C’est ainsi que dans une salle de réunion où nous gardions les manteaux, les écharpes et les gants, les arguments furent échangés sur les conditions du partenariat franco-vietnamien d’un point de vue économique, social et environnemental.
A qui profitent les bénéfices de ce tourisme de masse ? Aux minorités dans l’extrême pauvreté, à la nature, aux collectivités, aux investisseurs privés ? Peut-on faire ailleurs ce que l’on ne ferait pas chez nous ?
En concertation, le projet initial de baliser des sentiers de randonnée, aujourd’hui à l’ombre des pylônes du téléphérique, est abandonné. Et l’alternative retenue s’articulera autour d’un programme d’éducation à l’environnement (naturel et culturel) et d’un soutien aux minorités pour un éco-tourisme socialement équitable.
Du bio dans la savane
A sept de décalage horaire vers le soleil couchant, un autre paysage et une autre température de la misère : le Sénégal en savane sèche entre Bambey, Diourbel et Touba. Toujours en mission pour la région Aquitaine, me voilà sur le terrain d’un projet de maraîchage conduit par l’ONG Agrisud. Le Sahel peut nourrir le Sahel… c’est vrai à condition d’avoir des bras et de l’eau dans cette zone aride dévastée par la culture intensive de l’arachide. Les bras ce sont ceux des femmes, celles qui sont restées au village avec les enfants et les vieillards quand leurs hommes sont partis en ville pour glaner quelques CFA. L’eau c’est celle qui contient trop de fluor ou de sel, impropre à la consommation. Sans oublier les caprices des groupes électrogènes.

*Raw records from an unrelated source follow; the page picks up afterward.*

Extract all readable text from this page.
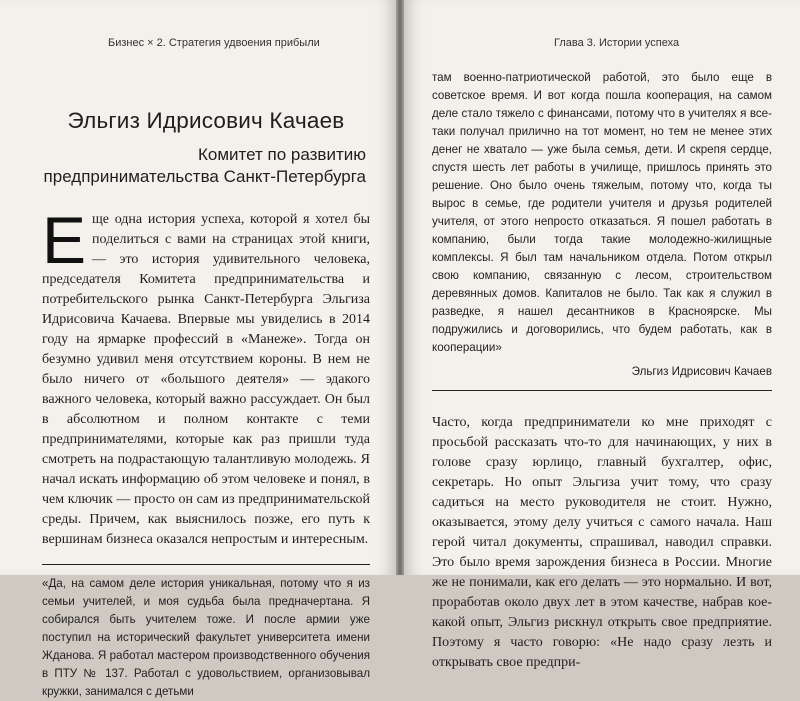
Бизнес × 2. Стратегия удвоения прибыли
Эльгиз Идрисович Качаев
Комитет по развитию
предпринимательства Санкт-Петербурга
Еще одна история успеха, которой я хотел бы поделиться с вами на страницах этой книги, — это история удивительного человека, председателя Комитета предпринимательства и потребительского рынка Санкт-Петербурга Эльгиза Идрисовича Качаева. Впервые мы увиделись в 2014 году на ярмарке профессий в «Манеже». Тогда он безумно удивил меня отсутствием короны. В нем не было ничего от «большого деятеля» — эдакого важного человека, который важно рассуждает. Он был в абсолютном и полном контакте с теми предпринимателями, которые как раз пришли туда смотреть на подрастающую талантливую молодежь. Я начал искать информацию об этом человеке и понял, в чем ключик — просто он сам из предпринимательской среды. Причем, как выяснилось позже, его путь к вершинам бизнеса оказался непростым и интересным.
«Да, на самом деле история уникальная, потому что я из семьи учителей, и моя судьба была предначертана. Я собирался быть учителем тоже. И после армии уже поступил на исторический факультет университета имени Жданова. Я работал мастером производственного обучения в ПТУ № 137. Работал с удовольствием, организовывал кружки, занимался с детьми
Глава 3. Истории успеха
там военно-патриотической работой, это было еще в советское время. И вот когда пошла кооперация, на самом деле стало тяжело с финансами, потому что в учителях я все-таки получал прилично на тот момент, но тем не менее этих денег не хватало — уже была семья, дети. И скрепя сердце, спустя шесть лет работы в училище, пришлось принять это решение. Оно было очень тяжелым, потому что, когда ты вырос в семье, где родители учителя и друзья родителей учителя, от этого непросто отказаться. Я пошел работать в компанию, были тогда такие молодежно-жилищные комплексы. Я был там начальником отдела. Потом открыл свою компанию, связанную с лесом, строительством деревянных домов. Капиталов не было. Так как я служил в разведке, я нашел десантников в Красноярске. Мы подружились и договорились, что будем работать, как в кооперации»
Эльгиз Идрисович Качаев
Часто, когда предприниматели ко мне приходят с просьбой рассказать что-то для начинающих, у них в голове сразу юрлицо, главный бухгалтер, офис, секретарь. Но опыт Эльгиза учит тому, что сразу садиться на место руководителя не стоит. Нужно, оказывается, этому делу учиться с самого начала. Наш герой читал документы, спрашивал, наводил справки. Это было время зарождения бизнеса в России. Многие же не понимали, как его делать — это нормально. И вот, проработав около двух лет в этом качестве, набрав кое-какой опыт, Эльгиз рискнул открыть свое предприятие. Поэтому я часто говорю: «Не надо сразу лезть и открывать свое предпри-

Que faire ? Imaginons des forages suffisamment profonds avec des pompes alimentées par l’énergie solaire. Problème : ce qui techniquement réalisable n’est pas forcément politiquement faisable. Dans un pays où la réforme territoriale 2014 (suppression des régions et création des départements), se fait sans payer les indemnités et sans clarifier le schéma institutionnel des compétences des collectivités… c’est la guerre des nerfs. Qui passe les marchés, à qui appartiennent les forages ? Qui gère la distribution de l’eau ?
Baobab dans la savane
Présidant la délégation française, j’invite tous les acteurs sénégalais concernés à se mettre autour de la table. Peine perdue, chacun défend son territoire… La présidente du département de Bambey défend que les forages sont sur son fief en brandissant un arrêté du gouverneur sur la dévolution des biens de l’ancienne région administrative.

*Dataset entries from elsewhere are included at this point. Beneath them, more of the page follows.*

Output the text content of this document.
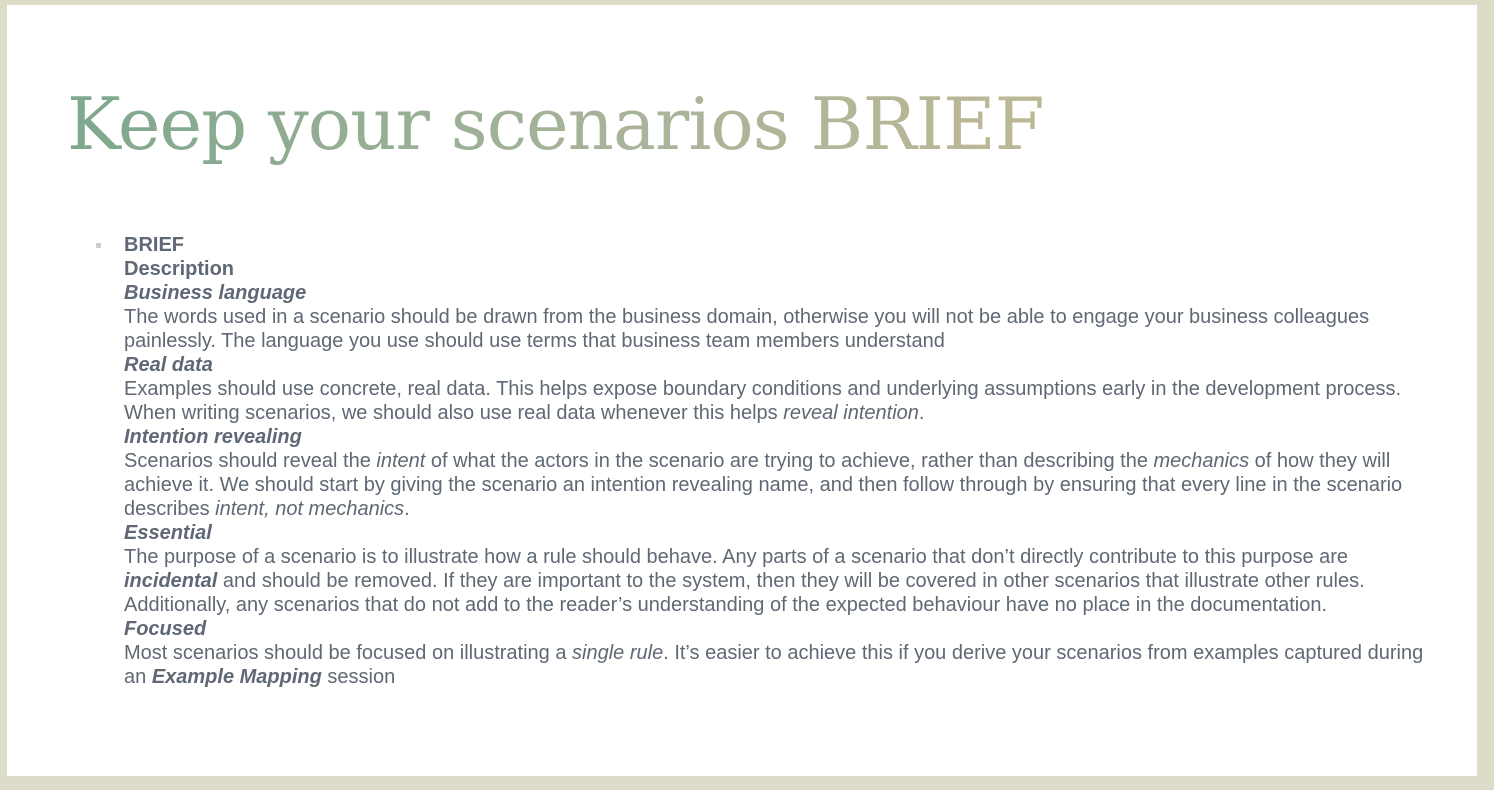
Keep your scenarios BRIEF
BRIEF
Description
Business language

The words used in a scenario should be drawn from the business domain, otherwise you will not be able to engage your business colleagues painlessly. The language you use should use terms that business team members understand

Real data

Examples should use concrete, real data. This helps expose boundary conditions and underlying assumptions early in the development process. When writing scenarios, we should also use real data whenever this helps reveal intention.

Intention revealing

Scenarios should reveal the intent of what the actors in the scenario are trying to achieve, rather than describing the mechanics of how they will achieve it. We should start by giving the scenario an intention revealing name, and then follow through by ensuring that every line in the scenario describes intent, not mechanics.

Essential

The purpose of a scenario is to illustrate how a rule should behave. Any parts of a scenario that don’t directly contribute to this purpose are incidental and should be removed. If they are important to the system, then they will be covered in other scenarios that illustrate other rules. Additionally, any scenarios that do not add to the reader’s understanding of the expected behaviour have no place in the documentation.

Focused

Most scenarios should be focused on illustrating a single rule. It’s easier to achieve this if you derive your scenarios from examples captured during an Example Mapping session
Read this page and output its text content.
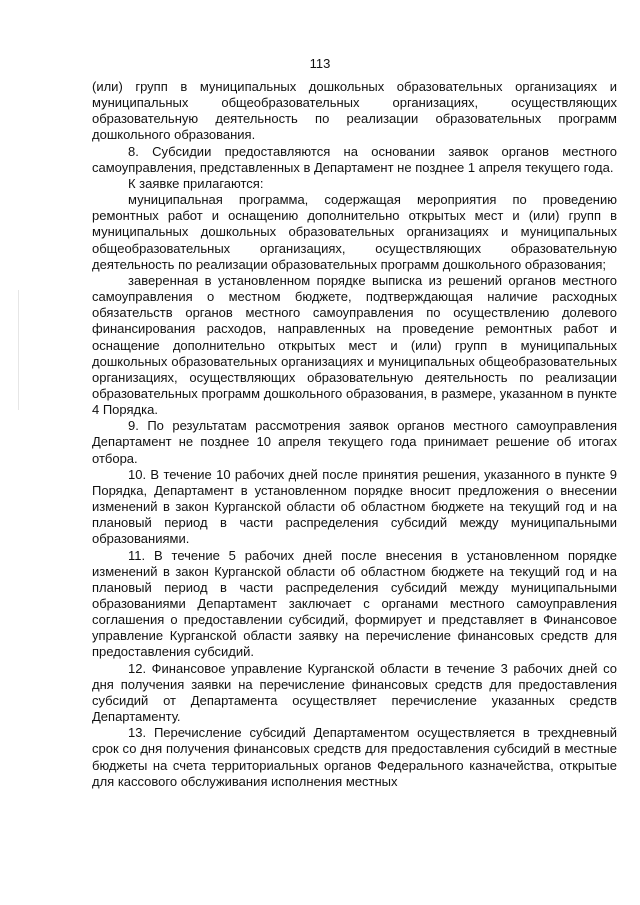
113

(или) групп в муниципальных дошкольных образовательных организациях и муниципальных общеобразовательных организациях, осуществляющих образовательную деятельность по реализации образовательных программ дошкольного образования.

8. Субсидии предоставляются на основании заявок органов местного самоуправления, представленных в Департамент не позднее 1 апреля текущего года.

К заявке прилагаются:

муниципальная программа, содержащая мероприятия по проведению ремонтных работ и оснащению дополнительно открытых мест и (или) групп в муниципальных дошкольных образовательных организациях и муниципальных общеобразовательных организациях, осуществляющих образовательную деятельность по реализации образовательных программ дошкольного образования;

заверенная в установленном порядке выписка из решений органов местного самоуправления о местном бюджете, подтверждающая наличие расходных обязательств органов местного самоуправления по осуществлению долевого финансирования расходов, направленных на проведение ремонтных работ и оснащение дополнительно открытых мест и (или) групп в муниципальных дошкольных образовательных организациях и муниципальных общеобразовательных организациях, осуществляющих образовательную деятельность по реализации образовательных программ дошкольного образования, в размере, указанном в пункте 4 Порядка.

9. По результатам рассмотрения заявок органов местного самоуправления Департамент не позднее 10 апреля текущего года принимает решение об итогах отбора.

10. В течение 10 рабочих дней после принятия решения, указанного в пункте 9 Порядка, Департамент в установленном порядке вносит предложения о внесении изменений в закон Курганской области об областном бюджете на текущий год и на плановый период в части распределения субсидий между муниципальными образованиями.

11. В течение 5 рабочих дней после внесения в установленном порядке изменений в закон Курганской области об областном бюджете на текущий год и на плановый период в части распределения субсидий между муниципальными образованиями Департамент заключает с органами местного самоуправления соглашения о предоставлении субсидий, формирует и представляет в Финансовое управление Курганской области заявку на перечисление финансовых средств для предоставления субсидий.

12. Финансовое управление Курганской области в течение 3 рабочих дней со дня получения заявки на перечисление финансовых средств для предоставления субсидий от Департамента осуществляет перечисление указанных средств Департаменту.

13. Перечисление субсидий Департаментом осуществляется в трехдневный срок со дня получения финансовых средств для предоставления субсидий в местные бюджеты на счета территориальных органов Федерального казначейства, открытые для кассового обслуживания исполнения местных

La mayonnaise monte, le jour du lancement du projet hydraulique est maintenu. Les militants politiques sont au rendez-vous dans le village pour soutenir les femmes, le maire ou la présidente du département. Le protocole des prises de parole est modifié à la faveur des opposants à la commune. Le préfet garde le silence, les protestations et les coups partent dans un vacarme assourdissant. La délégation française est évacuée pour des raisons de sécurité. Tristesse, consternation… un sentiment d’échec.
Mais la vie continue, les semis paysans sont en terre. Les haies végétales abritant les insectes polinisateurs et repoussant les animaux sauvages sont plantées. Les fausses à compost et les bio-fertilisants sont prêts. Nous sommes en saison sèche, les pluies n’arrivent que dans quelques mois. Sans eau, tout crève. Et sans nourriture, le village se vide. La pression des femmes pour trouver une solution concertée est prégnante, les autorités ministérielles le savent.
En quarante-huit heures, le dialogue s’engage à Dakar avec le ministre du développement et des collectivités. Des excuses sont prononcées, la médiation peut commencer : la région Aquitaine maintient ses engagements pour la réalisation du programme hydraulique avec l’opérateur Eau vive, la partie sénégalaise s’engage à trouver une solution dans l’intérêt des usagers. Espoir.
Parcelle de maraîchage
De retour, je garde le souvenir de ces femmes témoignant combien l’agriculture bio est une agriculture économe en argent, généreuse en nourriture et bénéfique pour les fins de mois. Le bio ce n’est pas bobo pour tout le monde !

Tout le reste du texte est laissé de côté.